Дальнейшая история показала, что Константинопольский престол был всего лишь приманкой, чтобы склонить русских к проведению церковной реформы. Даже историки советского периода, которых трудно заподозрить в симпатиях к старообрядцам, замечали: «В споре о наиболее важных изменениях в обряде позиция, занимаемая официальной Церковью, копировавшей греческий образец, была весьма шаткой. При ближайшем рассмотрении оказалось, что отступление от древнего обряда произвела не Русская Церковь, а Греческая» [41, с. 101]. Таким образом, становится очевидным, что для проведения церковной реформы вообще не было никаких серьезных оснований.

Поразительно, но сценарий никоновских реформ мы находим еще в 1605 г.! В тайной инструкции самозванцу Лжедмитрию I о том, как ввести унию с католиками в России, т.е., по сути, подчинить русских власти римского папы, иезуиты писали:

          «д) самому государю заговаривать об унии редко и осторожно, чтоб не от него началось дело, а пусть сами русские первые предложат о некоторых неважных предметах веры, требующих преобразования, и тем проложат путь к унии;
            е) издать закон, чтобы в Церкви Русской все подведено было под правила соборов отцов греческих, и поручить исполнение закона людям благонадежным, приверженцам унии: возникнут споры, дойдут до государя, он назначит собор, а там можно будет приступить и к унии;
            з) намекнуть черному духовенству о льготах, белому о наградах, народу о свободе, всем - о рабстве греков;
            и) учредить семинарии, для чего призвать из-за границы людей ученых, хотя светских» [55, с. 21; 106, с. 505 - 506].

Что ж, политика иезуитов в царствование Алексея Михайловича увенчалась успехом.
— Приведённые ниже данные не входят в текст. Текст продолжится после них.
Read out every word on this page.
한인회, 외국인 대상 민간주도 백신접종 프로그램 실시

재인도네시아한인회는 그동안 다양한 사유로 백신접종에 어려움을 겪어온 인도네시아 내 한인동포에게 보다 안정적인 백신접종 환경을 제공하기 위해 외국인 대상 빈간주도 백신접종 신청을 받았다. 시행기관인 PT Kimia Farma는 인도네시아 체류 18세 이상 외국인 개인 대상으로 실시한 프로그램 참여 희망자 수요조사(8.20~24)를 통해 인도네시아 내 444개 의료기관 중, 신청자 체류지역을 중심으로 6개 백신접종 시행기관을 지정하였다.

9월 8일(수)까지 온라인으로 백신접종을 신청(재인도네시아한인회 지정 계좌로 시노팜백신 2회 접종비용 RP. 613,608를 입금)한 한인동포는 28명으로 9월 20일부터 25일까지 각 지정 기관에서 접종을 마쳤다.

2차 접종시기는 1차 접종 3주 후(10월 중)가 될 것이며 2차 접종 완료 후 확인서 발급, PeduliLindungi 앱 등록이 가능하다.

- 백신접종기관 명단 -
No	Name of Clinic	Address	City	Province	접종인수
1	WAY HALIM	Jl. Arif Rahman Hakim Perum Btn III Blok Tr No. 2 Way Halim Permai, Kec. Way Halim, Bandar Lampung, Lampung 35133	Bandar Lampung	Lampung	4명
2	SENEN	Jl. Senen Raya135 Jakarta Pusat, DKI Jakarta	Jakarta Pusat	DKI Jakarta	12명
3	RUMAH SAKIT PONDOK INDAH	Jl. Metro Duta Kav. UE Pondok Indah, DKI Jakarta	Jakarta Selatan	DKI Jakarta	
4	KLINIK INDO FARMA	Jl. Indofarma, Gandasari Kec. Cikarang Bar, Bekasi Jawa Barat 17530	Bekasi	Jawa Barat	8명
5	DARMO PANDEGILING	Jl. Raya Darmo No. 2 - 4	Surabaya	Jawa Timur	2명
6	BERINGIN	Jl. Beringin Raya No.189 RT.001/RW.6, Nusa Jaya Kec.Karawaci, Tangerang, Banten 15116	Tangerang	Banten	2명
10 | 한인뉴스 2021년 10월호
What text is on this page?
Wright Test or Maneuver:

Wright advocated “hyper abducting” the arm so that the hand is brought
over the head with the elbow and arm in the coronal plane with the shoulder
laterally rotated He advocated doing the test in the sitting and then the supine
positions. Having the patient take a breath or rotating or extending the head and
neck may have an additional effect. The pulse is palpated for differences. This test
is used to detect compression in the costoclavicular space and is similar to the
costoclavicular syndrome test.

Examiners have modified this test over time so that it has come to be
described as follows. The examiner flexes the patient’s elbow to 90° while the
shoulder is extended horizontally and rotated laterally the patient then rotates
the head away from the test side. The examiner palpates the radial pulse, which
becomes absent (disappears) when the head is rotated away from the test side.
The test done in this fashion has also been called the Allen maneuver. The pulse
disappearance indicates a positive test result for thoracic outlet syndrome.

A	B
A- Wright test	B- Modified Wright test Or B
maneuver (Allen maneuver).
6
И этим было убито сразу два зайца. С одной стороны, втянувшись в «греческий проект», Россия отвлекла на себя внимание турок, чьи владения подходили почти к самой Вене (находящейся как раз в центре Европы, на полпути между Константинополем и Па-де-Кале), и тем самым в очередной раз невольно спасла жизнь европейской цивилизации. А с другой стороны, европейцы значительно ослабили своего давнего конкурента: Россия была расчленена - если пока не физически, то духовно уж точно. Русская Церковь раскололась, причем та ее часть, которая приняла реформы и пользовалась поддержкой правительства, на столетия заразилась духом латинства, а впоследствии - и протестантизма, усвоив многие западные обычаи и догматы [55, с. 21].


*Иеросалимский патриарх Паисий, прибывший в Москву в январе 1649 года.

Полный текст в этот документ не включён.